That's entertainment for you!! Who can forget 'Groundfarce', with their garden 'make-overs'? Shingle, shingle, everywhere. Paving laid on a couple of inches of muck and decks slapped down on bare earth..........I watched through my fingers!
Still, it kick-started a boom in garden landscaping that filtered down to us all, but more than once I was asked "but why will the deck take you nearly a week? Tommy does it all in a couple of hours!"
Maybe another boom is coming.
Shows like Masterchef and Ready Steady Cook didn't make Michellin Star restaurants look trivial - it all appeals to different types of people which is vital to build interest! :)
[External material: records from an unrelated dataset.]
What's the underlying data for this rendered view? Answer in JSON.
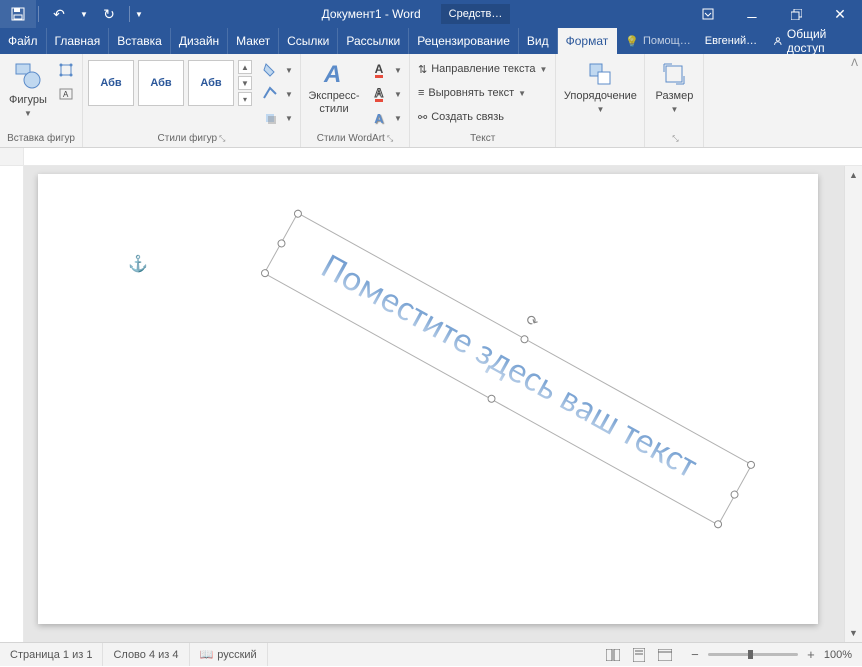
{
  "titlebar": {
    "doc_title": "Документ1 - Word",
    "tool_context": "Средств…",
    "user": "Евгений…"
  },
  "tabs": {
    "file": "Файл",
    "home": "Главная",
    "insert": "Вставка",
    "design": "Дизайн",
    "layout": "Макет",
    "references": "Ссылки",
    "mailings": "Рассылки",
    "review": "Рецензирование",
    "view": "Вид",
    "format": "Формат",
    "help": "Помощ…",
    "share": "Общий доступ"
  },
  "ribbon": {
    "shapes": {
      "btn": "Фигуры",
      "group": "Вставка фигур"
    },
    "styles": {
      "sample": "Абв",
      "group": "Стили фигур"
    },
    "wordart": {
      "btn": "Экспресс-стили",
      "group": "Стили WordArt"
    },
    "text": {
      "direction": "Направление текста",
      "align": "Выровнять текст",
      "link": "Создать связь",
      "group": "Текст"
    },
    "arrange": {
      "btn": "Упорядочение"
    },
    "size": {
      "btn": "Размер"
    }
  },
  "document": {
    "placeholder": "Поместите здесь ваш текст"
  },
  "statusbar": {
    "page": "Страница 1 из 1",
    "words": "Слово 4 из 4",
    "lang": "русский",
    "zoom": "100%"
  }
}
Seems like a good thing to get people interested as when they have a go and fail it will be the pros who get a call, but I guess with such an important event there will inevitably be some who apply for a garden design space and don't get it - they may well hold a grudge against someone who is an amateur as it really would impact their business getting a slot on the show, or winning the prize!
Do I sense panic at the curtain being drawn back to reveal the "wizard" of Oz? The implication isn't that anyone can do garden design but, just like Bake Off, Masterchef and Sewing Bee, that there are plenty of talented amateurs. There always are in any branch of art or design. It wouldn't the garden design world to acknowledge that.
Well said Helen. Even after 40 years in the trade, I still have a couple of customers who 'know their shrubs/plants' as much(if not better) than I do...............but they wouldn't be able to build a wall, lay a patio or construct a deck!!